New road for Ribble Valley wastewater plant condemned as unnecessary

A resident of a Ribble Valley village has questioned why a permanent new road needs to be created to facilitate construction work at a sewage plant that will last just six months.

Friday, 23rd April 2021, 1:13 pm
Updated Friday, 23rd April 2021, 1:14 pm

United Utilities is set to carry out a major upgrade of the facilities at its Wilpshire Wastewater Treatment Works off Ribchester Road in Clayton-le-Dale.

Much of the work – which is needed to meet new discharge effluent standards – does not require planning permission and can go ahead under what are known as “permitted development” rights.

However, the firm has had to seek approval from Lancashire County Council to modify the narrow route leading to the site in order to enable access for the heavy goods traffic that will be required to carry out the planned work.

A United Utilities tanker negotiates the current narrow access road to the Wilpshire Wastewater Treatment Works off Ribchester Road in Clayton-le-Dale (image: Google)

That will see alterations to the track known locally as The Croft, which is just 2.6 metres wide. A new four-metre wide road will be constructed running parallel to the lane – from its junction with Ribchester Road – before joining up with the existing access route, which will be expanded to 3.5 metres for the remainder of its length.

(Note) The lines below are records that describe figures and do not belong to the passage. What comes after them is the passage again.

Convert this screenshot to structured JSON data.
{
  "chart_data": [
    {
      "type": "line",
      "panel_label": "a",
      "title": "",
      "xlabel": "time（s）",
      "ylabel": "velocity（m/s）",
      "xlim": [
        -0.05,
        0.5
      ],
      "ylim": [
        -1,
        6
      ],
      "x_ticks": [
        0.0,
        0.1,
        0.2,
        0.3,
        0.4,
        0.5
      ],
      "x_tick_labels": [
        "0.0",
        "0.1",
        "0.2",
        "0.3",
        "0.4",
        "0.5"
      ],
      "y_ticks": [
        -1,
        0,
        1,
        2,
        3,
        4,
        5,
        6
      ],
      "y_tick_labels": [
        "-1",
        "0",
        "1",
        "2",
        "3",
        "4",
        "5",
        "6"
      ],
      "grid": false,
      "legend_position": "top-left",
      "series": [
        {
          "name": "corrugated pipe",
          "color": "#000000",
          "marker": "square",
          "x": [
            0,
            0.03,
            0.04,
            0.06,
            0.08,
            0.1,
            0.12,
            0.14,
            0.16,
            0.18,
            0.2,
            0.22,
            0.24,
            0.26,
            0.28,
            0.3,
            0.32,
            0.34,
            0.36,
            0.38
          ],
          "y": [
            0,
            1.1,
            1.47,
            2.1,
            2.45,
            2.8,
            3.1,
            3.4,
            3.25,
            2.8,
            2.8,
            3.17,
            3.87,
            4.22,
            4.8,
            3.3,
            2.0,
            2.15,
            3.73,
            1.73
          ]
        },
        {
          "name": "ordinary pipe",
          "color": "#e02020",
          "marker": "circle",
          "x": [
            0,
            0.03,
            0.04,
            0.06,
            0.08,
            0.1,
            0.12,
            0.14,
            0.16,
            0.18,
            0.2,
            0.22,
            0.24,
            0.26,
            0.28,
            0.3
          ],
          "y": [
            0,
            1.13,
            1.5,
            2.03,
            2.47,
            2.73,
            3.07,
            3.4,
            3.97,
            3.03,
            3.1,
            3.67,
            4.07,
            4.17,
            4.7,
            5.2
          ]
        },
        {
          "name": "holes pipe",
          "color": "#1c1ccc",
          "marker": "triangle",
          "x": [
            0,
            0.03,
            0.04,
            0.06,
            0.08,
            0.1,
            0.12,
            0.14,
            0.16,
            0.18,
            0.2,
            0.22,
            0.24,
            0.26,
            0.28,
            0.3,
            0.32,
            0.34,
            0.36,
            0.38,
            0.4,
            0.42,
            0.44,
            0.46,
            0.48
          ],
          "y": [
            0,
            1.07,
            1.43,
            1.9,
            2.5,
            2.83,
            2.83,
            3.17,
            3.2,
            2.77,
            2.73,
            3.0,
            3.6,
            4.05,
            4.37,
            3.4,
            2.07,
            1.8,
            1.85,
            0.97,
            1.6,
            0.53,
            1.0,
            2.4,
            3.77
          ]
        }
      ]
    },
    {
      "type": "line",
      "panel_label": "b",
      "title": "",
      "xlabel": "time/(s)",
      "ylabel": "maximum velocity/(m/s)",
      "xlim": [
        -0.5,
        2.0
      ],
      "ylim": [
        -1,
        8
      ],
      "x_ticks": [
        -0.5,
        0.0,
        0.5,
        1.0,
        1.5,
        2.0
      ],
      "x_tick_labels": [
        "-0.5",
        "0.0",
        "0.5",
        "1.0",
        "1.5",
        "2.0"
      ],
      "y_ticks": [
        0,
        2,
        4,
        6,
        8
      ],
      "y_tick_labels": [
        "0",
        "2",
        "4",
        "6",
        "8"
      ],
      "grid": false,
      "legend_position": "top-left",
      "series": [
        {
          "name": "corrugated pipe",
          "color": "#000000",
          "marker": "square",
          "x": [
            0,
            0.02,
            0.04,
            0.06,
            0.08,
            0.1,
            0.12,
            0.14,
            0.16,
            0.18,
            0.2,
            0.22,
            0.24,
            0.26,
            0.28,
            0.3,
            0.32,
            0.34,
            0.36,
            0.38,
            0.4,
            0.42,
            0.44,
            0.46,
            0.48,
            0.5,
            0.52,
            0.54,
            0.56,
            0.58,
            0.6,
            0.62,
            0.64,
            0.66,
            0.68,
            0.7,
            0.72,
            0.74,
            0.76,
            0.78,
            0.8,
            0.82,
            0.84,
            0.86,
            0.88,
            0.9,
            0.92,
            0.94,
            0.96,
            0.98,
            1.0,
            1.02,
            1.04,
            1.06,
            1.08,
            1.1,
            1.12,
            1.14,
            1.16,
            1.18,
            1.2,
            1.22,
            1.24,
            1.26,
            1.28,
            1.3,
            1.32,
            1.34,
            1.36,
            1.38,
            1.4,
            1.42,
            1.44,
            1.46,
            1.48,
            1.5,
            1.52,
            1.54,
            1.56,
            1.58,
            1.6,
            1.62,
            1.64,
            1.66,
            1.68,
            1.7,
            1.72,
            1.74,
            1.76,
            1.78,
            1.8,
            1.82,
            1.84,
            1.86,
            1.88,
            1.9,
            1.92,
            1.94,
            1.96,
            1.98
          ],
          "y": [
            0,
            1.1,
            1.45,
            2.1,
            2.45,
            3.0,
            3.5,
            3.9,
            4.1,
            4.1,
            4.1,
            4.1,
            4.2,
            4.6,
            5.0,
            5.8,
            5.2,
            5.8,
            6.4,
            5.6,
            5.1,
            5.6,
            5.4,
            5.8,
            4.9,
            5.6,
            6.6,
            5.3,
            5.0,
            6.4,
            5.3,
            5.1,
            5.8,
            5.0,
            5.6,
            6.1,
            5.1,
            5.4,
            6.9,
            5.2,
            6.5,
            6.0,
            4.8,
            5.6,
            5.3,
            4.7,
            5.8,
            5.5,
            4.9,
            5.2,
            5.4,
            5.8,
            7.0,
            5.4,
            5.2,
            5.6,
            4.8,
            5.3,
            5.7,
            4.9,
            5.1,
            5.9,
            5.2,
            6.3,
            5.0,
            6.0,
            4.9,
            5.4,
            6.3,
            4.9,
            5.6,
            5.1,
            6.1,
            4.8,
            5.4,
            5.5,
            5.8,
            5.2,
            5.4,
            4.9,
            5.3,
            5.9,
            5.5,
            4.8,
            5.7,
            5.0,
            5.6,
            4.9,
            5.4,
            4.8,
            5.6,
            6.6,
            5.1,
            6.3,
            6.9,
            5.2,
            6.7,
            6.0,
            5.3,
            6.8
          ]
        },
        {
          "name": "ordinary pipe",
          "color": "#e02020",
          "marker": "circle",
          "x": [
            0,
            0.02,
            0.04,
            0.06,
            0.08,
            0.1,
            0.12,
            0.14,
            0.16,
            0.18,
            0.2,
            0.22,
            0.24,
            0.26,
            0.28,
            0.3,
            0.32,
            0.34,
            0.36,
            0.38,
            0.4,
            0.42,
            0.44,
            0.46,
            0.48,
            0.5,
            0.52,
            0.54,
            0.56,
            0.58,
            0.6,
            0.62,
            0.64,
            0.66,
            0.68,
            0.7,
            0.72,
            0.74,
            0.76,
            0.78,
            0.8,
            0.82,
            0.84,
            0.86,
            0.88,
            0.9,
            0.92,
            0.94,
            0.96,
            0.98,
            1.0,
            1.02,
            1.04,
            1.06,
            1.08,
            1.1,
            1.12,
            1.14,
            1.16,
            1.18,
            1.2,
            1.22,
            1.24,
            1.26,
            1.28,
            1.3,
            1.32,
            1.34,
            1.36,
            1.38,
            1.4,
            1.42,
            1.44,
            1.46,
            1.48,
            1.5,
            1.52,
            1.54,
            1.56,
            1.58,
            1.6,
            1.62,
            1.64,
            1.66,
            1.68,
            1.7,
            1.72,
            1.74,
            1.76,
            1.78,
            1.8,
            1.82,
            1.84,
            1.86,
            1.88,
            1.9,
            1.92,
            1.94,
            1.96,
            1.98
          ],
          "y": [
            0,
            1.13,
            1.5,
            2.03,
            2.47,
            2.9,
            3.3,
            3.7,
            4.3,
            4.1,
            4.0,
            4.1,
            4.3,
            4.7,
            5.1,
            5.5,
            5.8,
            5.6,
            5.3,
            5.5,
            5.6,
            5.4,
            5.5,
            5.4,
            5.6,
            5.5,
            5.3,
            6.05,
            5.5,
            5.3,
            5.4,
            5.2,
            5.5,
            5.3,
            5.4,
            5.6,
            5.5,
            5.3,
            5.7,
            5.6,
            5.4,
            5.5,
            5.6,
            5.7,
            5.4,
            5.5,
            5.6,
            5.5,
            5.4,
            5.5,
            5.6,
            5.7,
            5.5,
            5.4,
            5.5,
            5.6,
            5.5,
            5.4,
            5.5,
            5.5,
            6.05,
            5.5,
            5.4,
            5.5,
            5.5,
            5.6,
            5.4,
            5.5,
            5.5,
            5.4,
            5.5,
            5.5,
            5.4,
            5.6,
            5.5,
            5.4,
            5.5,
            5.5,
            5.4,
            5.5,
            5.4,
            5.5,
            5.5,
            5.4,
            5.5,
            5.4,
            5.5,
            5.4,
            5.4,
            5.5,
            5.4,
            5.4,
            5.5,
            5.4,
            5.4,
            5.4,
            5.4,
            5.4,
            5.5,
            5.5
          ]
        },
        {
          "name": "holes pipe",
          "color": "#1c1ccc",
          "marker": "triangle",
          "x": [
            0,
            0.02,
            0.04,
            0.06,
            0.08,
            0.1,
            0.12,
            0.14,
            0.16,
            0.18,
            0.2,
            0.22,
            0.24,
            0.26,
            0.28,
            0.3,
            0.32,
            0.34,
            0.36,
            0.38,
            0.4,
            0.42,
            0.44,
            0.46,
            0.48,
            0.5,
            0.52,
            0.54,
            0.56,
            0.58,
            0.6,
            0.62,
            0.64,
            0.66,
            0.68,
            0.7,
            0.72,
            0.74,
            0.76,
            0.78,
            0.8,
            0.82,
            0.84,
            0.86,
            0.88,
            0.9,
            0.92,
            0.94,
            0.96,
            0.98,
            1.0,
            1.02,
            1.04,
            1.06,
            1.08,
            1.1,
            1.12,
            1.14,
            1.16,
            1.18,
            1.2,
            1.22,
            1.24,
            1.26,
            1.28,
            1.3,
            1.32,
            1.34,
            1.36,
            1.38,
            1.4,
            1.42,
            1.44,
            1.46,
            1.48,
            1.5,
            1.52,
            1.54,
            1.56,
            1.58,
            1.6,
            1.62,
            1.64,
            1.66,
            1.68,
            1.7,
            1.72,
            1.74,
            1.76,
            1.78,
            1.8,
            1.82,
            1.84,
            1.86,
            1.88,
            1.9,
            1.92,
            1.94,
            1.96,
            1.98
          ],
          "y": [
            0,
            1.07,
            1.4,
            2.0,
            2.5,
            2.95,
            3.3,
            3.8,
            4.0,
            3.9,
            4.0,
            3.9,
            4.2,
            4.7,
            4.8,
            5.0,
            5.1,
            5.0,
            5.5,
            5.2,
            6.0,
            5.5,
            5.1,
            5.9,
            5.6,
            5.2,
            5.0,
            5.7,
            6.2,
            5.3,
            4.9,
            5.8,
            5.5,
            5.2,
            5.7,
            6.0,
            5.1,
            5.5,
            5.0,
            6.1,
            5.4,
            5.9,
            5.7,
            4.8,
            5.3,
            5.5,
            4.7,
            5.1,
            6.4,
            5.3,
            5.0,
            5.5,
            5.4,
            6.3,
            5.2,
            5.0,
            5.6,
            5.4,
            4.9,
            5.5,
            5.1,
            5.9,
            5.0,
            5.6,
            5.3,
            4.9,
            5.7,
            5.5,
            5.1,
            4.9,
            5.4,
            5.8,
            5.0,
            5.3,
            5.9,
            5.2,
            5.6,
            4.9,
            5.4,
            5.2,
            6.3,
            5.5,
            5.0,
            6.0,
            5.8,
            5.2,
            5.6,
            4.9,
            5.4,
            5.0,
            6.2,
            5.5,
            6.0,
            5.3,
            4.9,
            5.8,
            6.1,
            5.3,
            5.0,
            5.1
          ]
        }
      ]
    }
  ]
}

Further widening at the Ribchester Road junction will be reversed once the works are complete, but the other changes will remain in place – and a meeting of the county council’s development control committee heard one resident ask why.

Steve Almond raised the prospect that the new road was needed for “a reason that isn’t disclosed in this application”.

He said that the permanence of the changes was at odds with the fact that just a handful of extra weekly tanker vehicle visits are expected to the site following the upgrade – and suggested that the two landowners across whose property the road will run had an “obvious interest” in the creation of new infrastructure “that might support potential future development opportunities”.

The highways modifications will lead to the loss of six individual trees and a wider group of trees and shrubs, including two sycamores covered by tree preservation orders. County Hall’s principal planning officer Jonathan Haine said that while the removal of vegetation was “unfortunate”, there was “no reasonable alternative way to access the site”.

According to papers presented to the committee – which approved the application by a majority – United Utilities had considered creating an entirely new route for the 2,500 vehicle movements expected during the construction works, but that the option – running from the end of Ryden Close – was dismissed because it would have funnelled HGVs down a residential street.

However, Ribble Valley South West county councillor Alan Schofield said that the firm had been “safely using the existing track…for decades”

“The need for a permanent, wider road, with all the destruction involved is just ridiculous,” he added.

Following the meeting a United Utilities spokesperson told the Local Democracy Reporting Service that there were no unspoken plans for the site.

“The new road means we’ll be able to install several extra treatment processes on site so that the treated water going back to local water courses is better than ever. The current access road is not suitable for construction traffic. It will become a public footpath and private road, and will be separated from the new road by a hedge.

“We looked at all the options and this is the least disruptive. Although we’ll have to take out some trees and shrubs we’ll replace them with managed landscaping once the new road’s width has been reduced. We don’t have any further plans for the site after that, so we hope that puts people’s minds at rest.”